Intake of soy protein has been associated with improvements in lipid metabolism, with much attention being focused on the serum cholesterol-lowering property of soy. The component or components of soy that are responsible for improvements in lipid metabolism have been investigated and their specific actions debated. One component, the isoflavones, has been shown to have weak estrogenic activity, and recently, several research groups have suggested that isoflavones are activating peroxisome proliferator-activated receptors (PPARs). The three different isoforms of PPARs (alpha, gamma, and delta) have overlapping tissue distributions and functions associated with lipid metabolism. The goal of the present study was to investigate the hypothesis that the effect of isoflavones is mediated through the PPARalpha receptor. Male and female 129/Sv mice were obtained, including both wild-type and genetically altered PPARalpha knockout mice. Groups of mice were fed high-fat atherogenic diets containing soy protein +/- isoflavones and PPARalpha agonist fenofibrate for 6 wk. At the end of 6 wk, serum and tissue lipid levels were measured along with hepatic gene expression. Most notably, serum triglycerides were reduced by isoflavone consumption. Compared with intake of a low-isoflavone basal diet, isoflavone intake reduced serum triglyceride levels by 36 and 52% in female and male wild-type mice, respectively, compared with 55 and 52% in fenofibrate-treated mice. Isoflavones also improved serum triglyceride levels in knockout mice, whereas fenofibrate did not, suggesting that two different regulatory mechanisms may be affected by isoflavone intake. Isoflavone intake resembled action of fenofibrate on PPARalpha-regulated gene expression, although less robustly compared with fenofibrate. We suggest that, at the levels consumed in this study, isoflavone intake is altering lipid metabolism in a manner consistent with activation of PPARalpha and also via a PPARalpha-independent mechanism as well.

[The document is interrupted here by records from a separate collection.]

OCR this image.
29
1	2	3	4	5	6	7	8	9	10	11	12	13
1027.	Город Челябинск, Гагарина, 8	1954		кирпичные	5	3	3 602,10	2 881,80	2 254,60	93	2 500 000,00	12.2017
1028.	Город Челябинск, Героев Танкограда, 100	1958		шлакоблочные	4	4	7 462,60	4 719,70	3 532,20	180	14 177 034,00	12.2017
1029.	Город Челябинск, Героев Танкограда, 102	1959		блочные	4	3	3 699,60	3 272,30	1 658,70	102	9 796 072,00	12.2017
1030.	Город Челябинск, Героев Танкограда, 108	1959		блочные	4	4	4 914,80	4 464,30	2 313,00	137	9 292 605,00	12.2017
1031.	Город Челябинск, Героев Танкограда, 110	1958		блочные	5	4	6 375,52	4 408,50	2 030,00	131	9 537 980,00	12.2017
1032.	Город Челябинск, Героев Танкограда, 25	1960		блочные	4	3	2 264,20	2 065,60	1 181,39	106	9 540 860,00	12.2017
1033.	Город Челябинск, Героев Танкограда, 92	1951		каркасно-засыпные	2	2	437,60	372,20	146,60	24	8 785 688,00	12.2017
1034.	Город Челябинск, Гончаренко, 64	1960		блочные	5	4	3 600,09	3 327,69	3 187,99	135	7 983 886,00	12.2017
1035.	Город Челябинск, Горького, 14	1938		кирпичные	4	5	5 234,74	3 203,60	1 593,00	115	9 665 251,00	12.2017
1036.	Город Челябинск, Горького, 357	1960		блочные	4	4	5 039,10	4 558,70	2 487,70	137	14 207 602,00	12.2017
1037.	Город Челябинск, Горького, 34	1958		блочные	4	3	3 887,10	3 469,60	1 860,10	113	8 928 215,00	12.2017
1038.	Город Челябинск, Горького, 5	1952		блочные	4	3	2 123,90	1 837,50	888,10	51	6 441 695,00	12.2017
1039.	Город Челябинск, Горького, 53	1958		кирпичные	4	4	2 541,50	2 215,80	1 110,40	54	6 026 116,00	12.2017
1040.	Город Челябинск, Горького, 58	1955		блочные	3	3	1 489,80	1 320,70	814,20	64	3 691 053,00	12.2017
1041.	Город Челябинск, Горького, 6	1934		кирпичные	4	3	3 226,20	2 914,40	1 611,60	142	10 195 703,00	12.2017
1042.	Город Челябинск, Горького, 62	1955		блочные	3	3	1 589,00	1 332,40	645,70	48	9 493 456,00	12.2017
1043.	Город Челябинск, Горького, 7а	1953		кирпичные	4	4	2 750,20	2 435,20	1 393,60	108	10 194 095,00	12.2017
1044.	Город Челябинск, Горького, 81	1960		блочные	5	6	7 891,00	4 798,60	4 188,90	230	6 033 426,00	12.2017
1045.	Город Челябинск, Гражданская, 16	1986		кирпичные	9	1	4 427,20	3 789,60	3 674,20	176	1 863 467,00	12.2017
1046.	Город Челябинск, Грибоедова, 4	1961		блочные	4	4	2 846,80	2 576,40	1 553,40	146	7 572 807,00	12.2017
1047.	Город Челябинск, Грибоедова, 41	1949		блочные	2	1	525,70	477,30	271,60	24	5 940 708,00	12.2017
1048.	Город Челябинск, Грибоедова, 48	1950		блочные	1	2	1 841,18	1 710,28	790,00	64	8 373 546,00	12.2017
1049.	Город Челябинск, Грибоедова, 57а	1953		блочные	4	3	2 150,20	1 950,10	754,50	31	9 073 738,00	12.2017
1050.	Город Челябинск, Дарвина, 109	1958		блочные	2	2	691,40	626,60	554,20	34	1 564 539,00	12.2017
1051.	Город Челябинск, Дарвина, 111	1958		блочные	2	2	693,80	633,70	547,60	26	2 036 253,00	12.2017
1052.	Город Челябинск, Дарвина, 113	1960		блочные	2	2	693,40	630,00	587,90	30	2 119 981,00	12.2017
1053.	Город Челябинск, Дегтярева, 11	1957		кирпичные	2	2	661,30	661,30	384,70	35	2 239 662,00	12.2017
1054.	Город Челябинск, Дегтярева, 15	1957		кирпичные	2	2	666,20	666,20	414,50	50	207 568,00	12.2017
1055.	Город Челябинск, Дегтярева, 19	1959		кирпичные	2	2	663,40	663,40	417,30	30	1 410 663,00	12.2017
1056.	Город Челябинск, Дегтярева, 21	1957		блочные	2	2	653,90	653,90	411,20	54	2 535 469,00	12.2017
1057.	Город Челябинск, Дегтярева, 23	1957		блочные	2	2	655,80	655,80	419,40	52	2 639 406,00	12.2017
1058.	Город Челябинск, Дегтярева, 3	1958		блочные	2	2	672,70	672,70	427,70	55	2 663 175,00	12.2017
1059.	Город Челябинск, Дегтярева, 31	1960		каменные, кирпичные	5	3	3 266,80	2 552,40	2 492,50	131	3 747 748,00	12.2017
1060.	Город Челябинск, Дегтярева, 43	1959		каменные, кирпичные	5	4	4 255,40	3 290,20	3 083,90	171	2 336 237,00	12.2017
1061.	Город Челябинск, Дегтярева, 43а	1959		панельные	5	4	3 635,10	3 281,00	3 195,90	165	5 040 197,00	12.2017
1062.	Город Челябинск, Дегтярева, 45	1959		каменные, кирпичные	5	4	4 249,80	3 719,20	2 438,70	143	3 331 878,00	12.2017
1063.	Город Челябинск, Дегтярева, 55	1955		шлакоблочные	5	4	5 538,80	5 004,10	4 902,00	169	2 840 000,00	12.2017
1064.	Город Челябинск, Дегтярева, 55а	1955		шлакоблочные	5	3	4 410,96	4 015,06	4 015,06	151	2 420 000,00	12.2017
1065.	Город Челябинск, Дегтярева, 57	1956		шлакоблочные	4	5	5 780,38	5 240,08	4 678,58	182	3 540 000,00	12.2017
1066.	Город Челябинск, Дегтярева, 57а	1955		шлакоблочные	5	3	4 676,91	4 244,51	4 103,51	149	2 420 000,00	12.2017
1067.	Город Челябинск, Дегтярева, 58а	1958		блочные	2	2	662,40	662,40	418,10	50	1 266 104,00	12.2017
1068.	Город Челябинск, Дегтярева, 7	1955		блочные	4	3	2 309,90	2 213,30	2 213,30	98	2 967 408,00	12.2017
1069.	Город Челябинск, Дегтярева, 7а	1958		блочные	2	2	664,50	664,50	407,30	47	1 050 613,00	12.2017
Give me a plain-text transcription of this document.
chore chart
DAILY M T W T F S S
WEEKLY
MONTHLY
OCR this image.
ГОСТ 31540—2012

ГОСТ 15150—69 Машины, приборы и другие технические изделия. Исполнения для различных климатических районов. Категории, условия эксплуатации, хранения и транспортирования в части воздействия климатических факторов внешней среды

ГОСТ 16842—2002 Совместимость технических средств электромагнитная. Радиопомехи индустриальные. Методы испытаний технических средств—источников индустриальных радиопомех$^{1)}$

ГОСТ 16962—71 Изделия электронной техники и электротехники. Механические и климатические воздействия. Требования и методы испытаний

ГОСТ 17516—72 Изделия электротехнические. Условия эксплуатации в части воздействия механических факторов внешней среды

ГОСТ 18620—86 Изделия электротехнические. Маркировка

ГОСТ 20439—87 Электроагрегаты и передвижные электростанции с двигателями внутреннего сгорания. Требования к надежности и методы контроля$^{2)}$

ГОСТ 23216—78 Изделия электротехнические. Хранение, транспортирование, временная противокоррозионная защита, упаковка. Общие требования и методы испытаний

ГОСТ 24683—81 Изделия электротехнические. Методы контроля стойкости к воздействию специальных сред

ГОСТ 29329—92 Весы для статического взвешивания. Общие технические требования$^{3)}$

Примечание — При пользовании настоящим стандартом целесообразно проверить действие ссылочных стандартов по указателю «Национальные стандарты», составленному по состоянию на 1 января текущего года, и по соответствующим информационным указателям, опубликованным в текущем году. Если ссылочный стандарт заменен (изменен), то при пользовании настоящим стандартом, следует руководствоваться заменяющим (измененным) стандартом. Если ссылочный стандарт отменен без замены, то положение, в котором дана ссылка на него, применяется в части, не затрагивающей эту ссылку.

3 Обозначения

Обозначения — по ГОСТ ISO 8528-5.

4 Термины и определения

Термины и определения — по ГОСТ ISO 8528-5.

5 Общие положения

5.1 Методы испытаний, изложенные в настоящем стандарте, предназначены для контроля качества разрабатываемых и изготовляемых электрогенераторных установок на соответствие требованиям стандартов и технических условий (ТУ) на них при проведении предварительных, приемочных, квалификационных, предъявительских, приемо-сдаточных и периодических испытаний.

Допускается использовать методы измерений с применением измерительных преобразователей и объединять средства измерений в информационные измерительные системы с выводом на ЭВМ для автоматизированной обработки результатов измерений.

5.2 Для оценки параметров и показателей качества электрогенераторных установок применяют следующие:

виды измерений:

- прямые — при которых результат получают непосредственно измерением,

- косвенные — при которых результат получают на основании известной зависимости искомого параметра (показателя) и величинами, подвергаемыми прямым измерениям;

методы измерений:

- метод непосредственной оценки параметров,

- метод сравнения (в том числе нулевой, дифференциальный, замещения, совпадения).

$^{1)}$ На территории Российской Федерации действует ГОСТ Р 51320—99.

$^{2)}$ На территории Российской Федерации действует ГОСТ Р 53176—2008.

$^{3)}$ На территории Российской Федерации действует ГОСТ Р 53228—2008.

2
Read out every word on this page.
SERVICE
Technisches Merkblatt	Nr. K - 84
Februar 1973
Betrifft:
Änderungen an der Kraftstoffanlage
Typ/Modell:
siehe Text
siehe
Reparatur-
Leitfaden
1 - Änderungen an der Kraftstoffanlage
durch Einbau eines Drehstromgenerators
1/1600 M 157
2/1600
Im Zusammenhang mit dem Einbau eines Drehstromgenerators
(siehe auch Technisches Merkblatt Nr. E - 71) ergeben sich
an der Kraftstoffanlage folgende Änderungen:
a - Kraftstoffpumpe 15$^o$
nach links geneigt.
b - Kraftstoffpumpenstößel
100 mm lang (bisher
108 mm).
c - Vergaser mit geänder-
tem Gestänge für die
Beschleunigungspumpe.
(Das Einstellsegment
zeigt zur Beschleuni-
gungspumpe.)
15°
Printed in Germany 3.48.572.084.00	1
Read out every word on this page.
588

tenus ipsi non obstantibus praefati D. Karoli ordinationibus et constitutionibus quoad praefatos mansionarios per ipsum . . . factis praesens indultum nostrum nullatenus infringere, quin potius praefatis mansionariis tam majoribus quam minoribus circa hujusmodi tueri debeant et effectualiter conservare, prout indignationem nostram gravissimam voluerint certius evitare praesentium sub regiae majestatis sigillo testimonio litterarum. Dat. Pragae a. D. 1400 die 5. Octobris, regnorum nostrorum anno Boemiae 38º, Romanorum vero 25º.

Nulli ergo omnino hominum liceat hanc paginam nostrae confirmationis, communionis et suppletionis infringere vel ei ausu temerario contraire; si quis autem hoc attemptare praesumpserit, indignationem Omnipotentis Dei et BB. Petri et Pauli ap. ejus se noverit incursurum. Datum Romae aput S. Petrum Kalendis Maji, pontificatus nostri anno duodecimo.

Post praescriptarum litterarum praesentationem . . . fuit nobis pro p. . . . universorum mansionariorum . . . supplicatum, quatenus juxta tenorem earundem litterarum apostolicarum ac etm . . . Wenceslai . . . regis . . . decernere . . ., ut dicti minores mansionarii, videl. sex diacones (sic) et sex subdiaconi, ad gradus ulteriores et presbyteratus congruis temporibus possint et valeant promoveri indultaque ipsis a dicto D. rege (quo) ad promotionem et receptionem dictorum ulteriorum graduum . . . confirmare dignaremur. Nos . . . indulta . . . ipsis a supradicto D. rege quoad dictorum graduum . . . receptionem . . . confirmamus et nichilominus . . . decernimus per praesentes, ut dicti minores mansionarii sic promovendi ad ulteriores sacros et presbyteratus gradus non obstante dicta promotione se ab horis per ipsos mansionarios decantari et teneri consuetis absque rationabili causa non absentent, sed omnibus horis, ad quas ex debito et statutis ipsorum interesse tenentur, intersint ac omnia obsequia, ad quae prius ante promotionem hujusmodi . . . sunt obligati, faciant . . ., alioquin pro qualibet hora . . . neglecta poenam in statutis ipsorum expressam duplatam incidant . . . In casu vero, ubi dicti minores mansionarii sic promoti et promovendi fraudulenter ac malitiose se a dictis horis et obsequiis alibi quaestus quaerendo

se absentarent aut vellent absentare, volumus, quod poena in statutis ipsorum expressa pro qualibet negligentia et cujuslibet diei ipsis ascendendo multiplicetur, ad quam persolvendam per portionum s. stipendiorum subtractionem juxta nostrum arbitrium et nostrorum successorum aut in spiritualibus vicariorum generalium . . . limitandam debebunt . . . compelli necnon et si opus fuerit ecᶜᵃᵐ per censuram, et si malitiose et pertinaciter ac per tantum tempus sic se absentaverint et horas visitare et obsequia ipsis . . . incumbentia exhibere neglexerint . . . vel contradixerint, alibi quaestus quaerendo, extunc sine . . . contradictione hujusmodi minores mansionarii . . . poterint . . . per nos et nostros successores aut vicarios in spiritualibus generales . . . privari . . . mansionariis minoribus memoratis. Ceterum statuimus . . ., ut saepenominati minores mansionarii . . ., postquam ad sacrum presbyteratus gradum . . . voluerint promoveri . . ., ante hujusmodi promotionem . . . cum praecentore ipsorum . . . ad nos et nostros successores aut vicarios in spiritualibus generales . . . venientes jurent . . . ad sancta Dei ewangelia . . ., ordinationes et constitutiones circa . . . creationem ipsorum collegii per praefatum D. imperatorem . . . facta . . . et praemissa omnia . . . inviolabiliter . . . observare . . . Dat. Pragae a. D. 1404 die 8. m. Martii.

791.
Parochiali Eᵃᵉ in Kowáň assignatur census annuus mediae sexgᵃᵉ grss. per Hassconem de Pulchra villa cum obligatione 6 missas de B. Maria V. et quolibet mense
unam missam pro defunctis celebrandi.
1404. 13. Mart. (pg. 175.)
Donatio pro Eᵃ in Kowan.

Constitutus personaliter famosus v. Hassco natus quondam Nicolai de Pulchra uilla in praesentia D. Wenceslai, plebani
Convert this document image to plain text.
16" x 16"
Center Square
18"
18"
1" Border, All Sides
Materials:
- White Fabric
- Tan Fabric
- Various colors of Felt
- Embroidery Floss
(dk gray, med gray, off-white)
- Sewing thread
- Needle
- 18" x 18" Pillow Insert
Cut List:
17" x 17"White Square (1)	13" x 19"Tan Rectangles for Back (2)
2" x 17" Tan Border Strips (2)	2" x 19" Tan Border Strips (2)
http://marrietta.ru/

摄入大豆蛋白与脂质代谢改善有关,大豆降血清胆固醇的特性备受关注。人们对大豆中负责脂质代谢改善的一种或多种成分进行了研究,并对其具体作用展开了争论。其中一种成分异黄酮已被证明具有弱雌激素活性,最近,几个研究小组表明异黄酮可激活过氧化物酶体增殖物激活受体(PPARs)。PPARs的三种不同亚型(α、γ和δ)具有重叠的组织分布以及与脂质代谢相关的功能。本研究的目的是探讨异黄酮的作用是通过PPARα受体介导的这一假说。获取了雄性和雌性129/Sv小鼠,包括野生型和基因改造的PPARα基因敲除小鼠。将小鼠分组,喂食含大豆蛋白±异黄酮和PPARα激动剂非诺贝特的高脂肪致动脉粥样硬化饮食6周。在6周结束时,测量血清和组织脂质水平以及肝脏基因表达。最值得注意的是,食用异黄酮可降低血清甘油三酯水平。与低异黄酮基础饮食的摄入量相比,异黄酮摄入量使雌性和雄性野生型小鼠的血清甘油三酯水平分别降低了36%和52%,而非诺贝特处理的小鼠分别降低了55%和52%。异黄酮也改善了基因敲除小鼠的血清甘油三酯水平,而异非诺贝特则没有,这表明异黄酮摄入可能影响两种不同的调节机制。异黄酮摄入量对PPARα调节的基因表达的作用类似于非诺贝特,尽管与非诺贝特相比作用较弱。我们认为,在本研究中所摄入的水平下,异黄酮摄入量以一种与PPARα激活一致的方式改变脂质代谢,并且还通过一种不依赖PPARα的机制。